Монахиня оделила ее долгим укоризненным взглядом, затем вышла из камеры и захлопнула за собой дверь; лязг железа эхом разнесся по пустому коридору. Пия, оцепенев от ужаса, замерла. В замке загремели ключи, потом шаги матери Джо прогрохотали по каменному полу, раздался звук другой отворяемой и закрываемой двери, и все стихло. Если кто-то узнает о том, что она сделала с близнецами, подумала Пия, ей предстоит всю жизнь провести в подобном месте: в тюрьме или в лечебнице для душевнобольных.
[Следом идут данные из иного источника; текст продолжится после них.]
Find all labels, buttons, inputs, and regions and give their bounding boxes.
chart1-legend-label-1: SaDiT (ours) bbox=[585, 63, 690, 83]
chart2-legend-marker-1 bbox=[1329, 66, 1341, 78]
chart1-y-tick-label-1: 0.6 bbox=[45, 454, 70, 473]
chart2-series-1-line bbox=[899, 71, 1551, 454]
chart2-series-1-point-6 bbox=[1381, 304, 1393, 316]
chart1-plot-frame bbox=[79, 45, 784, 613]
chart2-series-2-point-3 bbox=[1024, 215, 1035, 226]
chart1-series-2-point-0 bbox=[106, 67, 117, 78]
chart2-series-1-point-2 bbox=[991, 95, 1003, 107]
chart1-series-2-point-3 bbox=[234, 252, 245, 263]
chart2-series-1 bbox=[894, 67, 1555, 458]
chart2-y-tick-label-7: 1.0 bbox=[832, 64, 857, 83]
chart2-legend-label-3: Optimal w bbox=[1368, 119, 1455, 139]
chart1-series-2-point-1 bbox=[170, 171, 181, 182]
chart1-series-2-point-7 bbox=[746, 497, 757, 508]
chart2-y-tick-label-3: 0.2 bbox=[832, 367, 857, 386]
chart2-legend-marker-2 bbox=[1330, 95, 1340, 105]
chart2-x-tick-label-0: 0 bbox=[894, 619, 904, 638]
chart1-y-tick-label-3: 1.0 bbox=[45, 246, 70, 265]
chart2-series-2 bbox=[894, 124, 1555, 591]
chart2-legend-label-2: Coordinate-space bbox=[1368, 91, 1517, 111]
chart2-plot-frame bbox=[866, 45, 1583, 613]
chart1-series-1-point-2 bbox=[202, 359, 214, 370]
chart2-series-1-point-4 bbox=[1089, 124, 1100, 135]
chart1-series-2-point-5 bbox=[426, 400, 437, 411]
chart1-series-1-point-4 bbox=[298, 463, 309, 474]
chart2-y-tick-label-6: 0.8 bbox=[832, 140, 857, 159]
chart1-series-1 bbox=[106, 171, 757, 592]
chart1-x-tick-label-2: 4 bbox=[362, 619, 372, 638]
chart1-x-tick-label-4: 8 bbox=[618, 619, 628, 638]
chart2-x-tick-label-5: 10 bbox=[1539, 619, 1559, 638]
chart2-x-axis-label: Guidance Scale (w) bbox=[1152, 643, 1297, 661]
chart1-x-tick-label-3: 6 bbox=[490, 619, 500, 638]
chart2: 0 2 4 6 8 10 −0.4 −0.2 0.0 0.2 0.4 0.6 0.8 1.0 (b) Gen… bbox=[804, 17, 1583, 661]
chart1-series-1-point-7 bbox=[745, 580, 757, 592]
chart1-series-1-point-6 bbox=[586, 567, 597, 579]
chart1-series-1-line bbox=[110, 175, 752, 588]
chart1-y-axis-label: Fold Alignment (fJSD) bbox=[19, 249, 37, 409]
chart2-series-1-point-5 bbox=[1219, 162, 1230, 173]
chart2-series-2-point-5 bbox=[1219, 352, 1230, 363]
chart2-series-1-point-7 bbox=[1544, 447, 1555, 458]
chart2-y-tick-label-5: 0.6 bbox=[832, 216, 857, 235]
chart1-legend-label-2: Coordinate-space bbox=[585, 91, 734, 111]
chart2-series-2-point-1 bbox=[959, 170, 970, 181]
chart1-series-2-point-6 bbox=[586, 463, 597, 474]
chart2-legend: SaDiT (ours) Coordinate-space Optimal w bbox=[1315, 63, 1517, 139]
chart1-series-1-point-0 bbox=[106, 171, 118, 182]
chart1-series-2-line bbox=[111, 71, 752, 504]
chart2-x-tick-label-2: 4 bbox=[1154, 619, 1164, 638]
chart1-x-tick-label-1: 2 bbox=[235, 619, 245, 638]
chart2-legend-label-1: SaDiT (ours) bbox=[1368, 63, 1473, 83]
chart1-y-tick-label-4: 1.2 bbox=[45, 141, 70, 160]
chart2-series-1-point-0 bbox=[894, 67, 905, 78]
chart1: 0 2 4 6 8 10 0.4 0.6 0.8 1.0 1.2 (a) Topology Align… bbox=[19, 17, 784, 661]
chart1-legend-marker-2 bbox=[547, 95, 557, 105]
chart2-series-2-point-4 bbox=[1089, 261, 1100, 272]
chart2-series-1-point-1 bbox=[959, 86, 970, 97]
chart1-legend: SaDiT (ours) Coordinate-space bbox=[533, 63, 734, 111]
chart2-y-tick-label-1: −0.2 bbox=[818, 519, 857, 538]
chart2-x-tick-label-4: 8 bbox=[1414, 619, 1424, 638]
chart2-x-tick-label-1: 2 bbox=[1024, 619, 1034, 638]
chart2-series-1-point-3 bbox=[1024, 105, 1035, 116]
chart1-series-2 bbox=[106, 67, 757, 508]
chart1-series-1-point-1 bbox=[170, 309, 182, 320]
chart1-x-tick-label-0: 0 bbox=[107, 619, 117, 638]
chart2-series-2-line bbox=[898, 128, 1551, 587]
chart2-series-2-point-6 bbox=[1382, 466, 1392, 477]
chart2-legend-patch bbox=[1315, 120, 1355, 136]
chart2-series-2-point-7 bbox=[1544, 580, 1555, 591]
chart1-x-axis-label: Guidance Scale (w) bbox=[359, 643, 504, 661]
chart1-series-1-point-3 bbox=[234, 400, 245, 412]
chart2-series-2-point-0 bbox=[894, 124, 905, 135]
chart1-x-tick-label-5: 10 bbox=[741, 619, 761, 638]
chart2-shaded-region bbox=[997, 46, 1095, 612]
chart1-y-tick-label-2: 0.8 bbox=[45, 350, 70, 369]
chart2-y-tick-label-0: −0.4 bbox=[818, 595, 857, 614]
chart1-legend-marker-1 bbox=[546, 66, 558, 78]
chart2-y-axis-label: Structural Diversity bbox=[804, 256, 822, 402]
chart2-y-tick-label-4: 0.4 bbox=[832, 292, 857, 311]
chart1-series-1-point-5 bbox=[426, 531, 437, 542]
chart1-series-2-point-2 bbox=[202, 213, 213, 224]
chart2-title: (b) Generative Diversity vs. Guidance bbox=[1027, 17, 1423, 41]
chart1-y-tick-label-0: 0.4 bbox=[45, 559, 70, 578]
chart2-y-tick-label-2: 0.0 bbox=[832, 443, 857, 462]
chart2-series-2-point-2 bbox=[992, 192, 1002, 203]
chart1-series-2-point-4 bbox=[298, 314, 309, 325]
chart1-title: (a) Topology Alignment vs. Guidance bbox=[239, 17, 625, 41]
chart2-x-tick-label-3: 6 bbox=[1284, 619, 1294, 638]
Может быть, она заслуживает того, чтобы ее заперли. В этом тесном холодном помещении она представила, что испытывали Олли и Макс в темном ящике, испуганные и не понимающие, куда делись любящие родичи и почему никто не приходит к ним на помощь. Девочка легла на заплесневелый матрас и свернулась клубком. Ее одолели слезы, за которыми последовали тяжкое чувство вины и горе. Пия закрыла глаза и попыталась ухватиться за мысль об обещании матери Джо. Пия обретет свободу и сможет всерьез приняться за поиски братьев. И не остановится, пока не узнает правду.
Если только ее саму не забудут в подземелье.
Глава двенадцатая
Декабрь
Глядя из окна своей новой комнаты на третьем этаже, как Филадельфия медленно возвращается к жизни, Бернис сощурилась на розоватое зимнее солнце, выглядывающее между зданиями на противоположной стороне улицы. По сведениям газет, инфлюэнцей заразились больше сорока семи тысяч жителей и больше двадцати тысяч скончались в течение первого месяца после парада в честь займа Свободы. Ко второй неделе ноября количество смертей от инфлюэнцы и пневмонии составило всего четверть от подсчетов предыдущей недели, и — вопреки желанию Департамента здравоохранения штата — стали вновь открываться церкви, школы, варьете и бары. Тем не менее праздник в честь Дня перемирия
[21] и возвращение солдат из Европы вызвали новую вспышку заболевания, так что комитет Американской ассоциации здравоохранения рекомендовал, владельцам магазинов и фабрик ввести скользящий график работы, а жителям — избегать поездок на общественном транспорте и ходить пешком, чтобы не создавать условий для распространения инфекции. Трамваи, предупреждали медики, служат рассадниками заразы.